Avatarı
Ihlas Haber Ajansı tarafından
17 Temmuz, 2024 00:00 tarihinde yayınlandı
Okuma Süresi: 2dk
Yorum Sayısı: 0

Şifalı olduğuna inanılan su rağbet görüyor

Kastamonu’nun Araç ilçesindeki bin 590 rakımdaki yaylada bulunan çeşmeden akan ve şifalı olduğuna inanılan su, bölgeyi ziyaret eden vatandaşlardan rağbet görüyor.
Kastamonu’nun Araç ilçesinde yer alan yaylalar, doğal güzellikleri, geniş ormanlık alanları ve manzaralı piknik yerleri ile yaz turizmi için vatandaşların uğrak yeri haline geldi. Araç ilçesinden başlayarak 58 kilometrelik rota üzerinde birbirine bağlantılı 33 yaylada, etkili olan sağanak yağışların ardından ortaya çıkan manzara görenleri mest ediyor. Bölgeyi ziyaret eden vatandaşlar doğanın tadını çıkartıyor. Rotada yer alan bin 590 rakımdaki Yuvalca Yaylasında suyunun şifalı olduğuna inanılan ve "Fatma’nın Oluğu" olarak bulunan çeşme vatandaşlardan rağbet görüyor. Yaylayı ziyaret eden vatandaşlar, çeşmeden şişelerle su alarak evlerine götürüyor. Suyun böbrek hastalıkları başta olmak üzere birçok hastalığa iyi geldiğine inanılıyor.
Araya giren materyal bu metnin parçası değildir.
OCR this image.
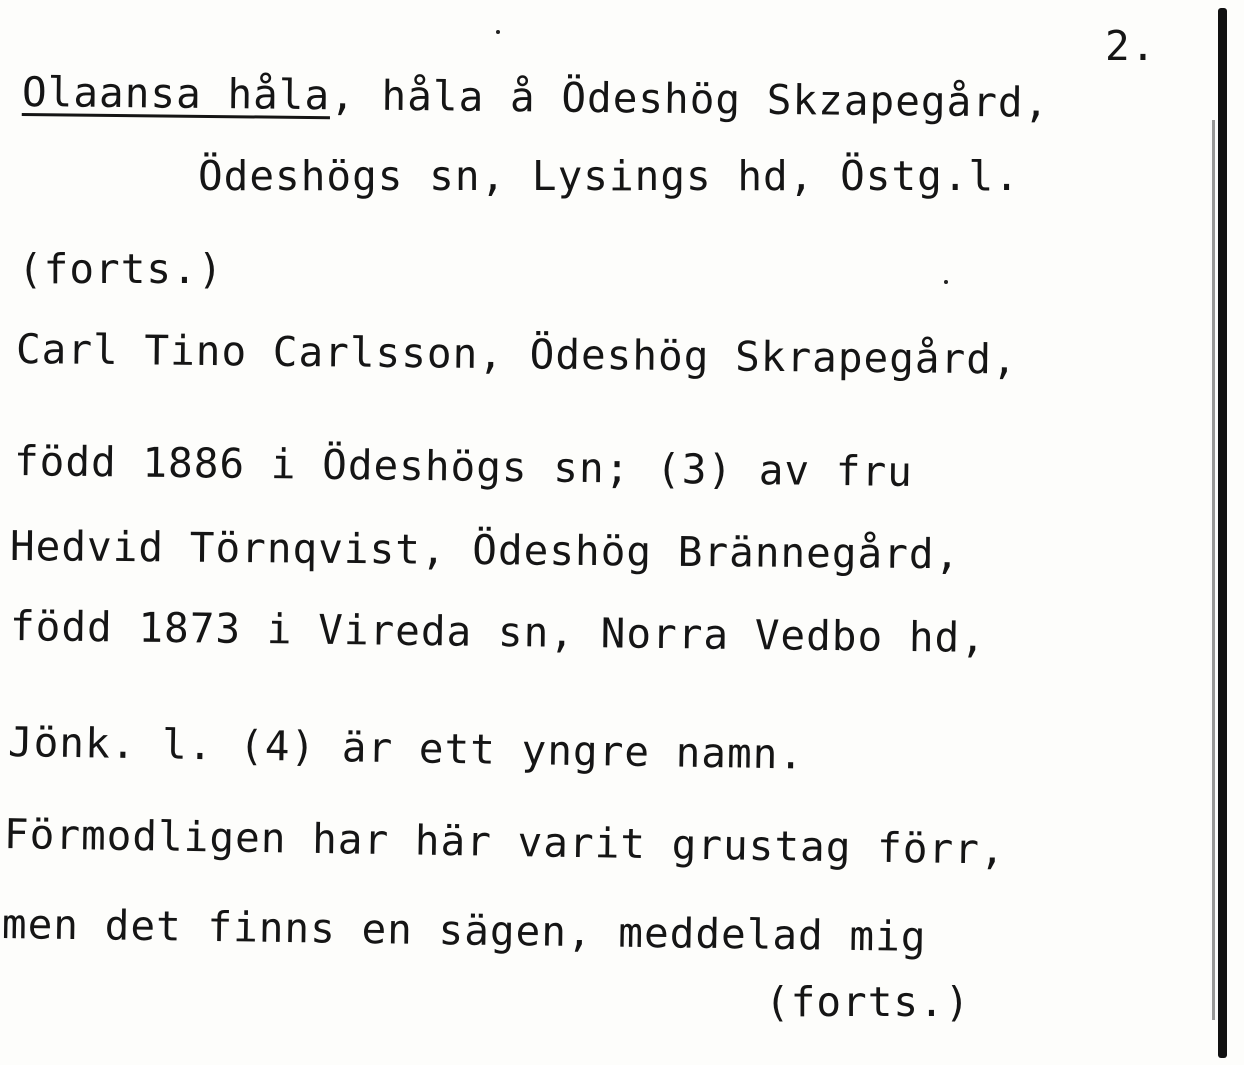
2.
Olaansa håla, håla å Ödeshög Skzapegård,
Ödeshögs sn, Lysings hd, Östg.l.
(forts.)
Carl Tino Carlsson, Ödeshög Skrapegård,
född 1886 i Ödeshögs sn; (3) av fru
Hedvid Törnqvist, Ödeshög Brännegård,
född 1873 i Vireda sn, Norra Vedbo hd,
Jönk. l. (4) är ett yngre namn.
Förmodligen har här varit grustag förr,
men det finns en sägen, meddelad mig
(forts.)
“Su içenlerin şifa bulduğuna inanılıyor”
Bölgede rota çalışması yapan Kastamonu Üniversitesi Turizm Fakültesi Öğretim Görevlisi Hikmet Haberal, yerel halkın çeşmeden sürekli su içen bir kadının şifa bulduğu ve bu sebeple yıllardır vatandaşlardan ilgi gördüğünü belirterek, “Araç ilçesine bağlı Yuvalca Yaylasında bulunuyoruz. Yaylanın şehir merkezine uzaklığı 16 kilometredir. Yuvalca Yaylasının farklı bir özelliği daha bulunuyor. Yaylada bir su deposu bulunuyor. Bu su deposu Fatma’nın Oluğu diye geçiyor. Yıllar önce yerel halktan Fatma isimli bir teyzemiz gelip buradan sürekli su içermiş. Bu sudan şifa bulduğunu ve her yaylaya çıktığında evine de buradan su götürürmüş. Yayla, ’Fatma’nın Oluğu’ çeşmesinden yaklaşık 1 kilometre uzaklıkta kalıyor. Her gün güğümleriyle gelip buradan su alırmış. Yıllar sonra yayla sakinleri Fatma ninemizin anısına buraya su deposu yapmışlar. Çeşmeye de ’Fatma’nın Oluğu’ ismini vermişler. Bu çeşmeden içenlerin şifa bulduğuna inanılıyor. Bizler de her geldiğimizde yaylaya bu çeşmeden su içmeyi ihmal etmiyoruz” dedi.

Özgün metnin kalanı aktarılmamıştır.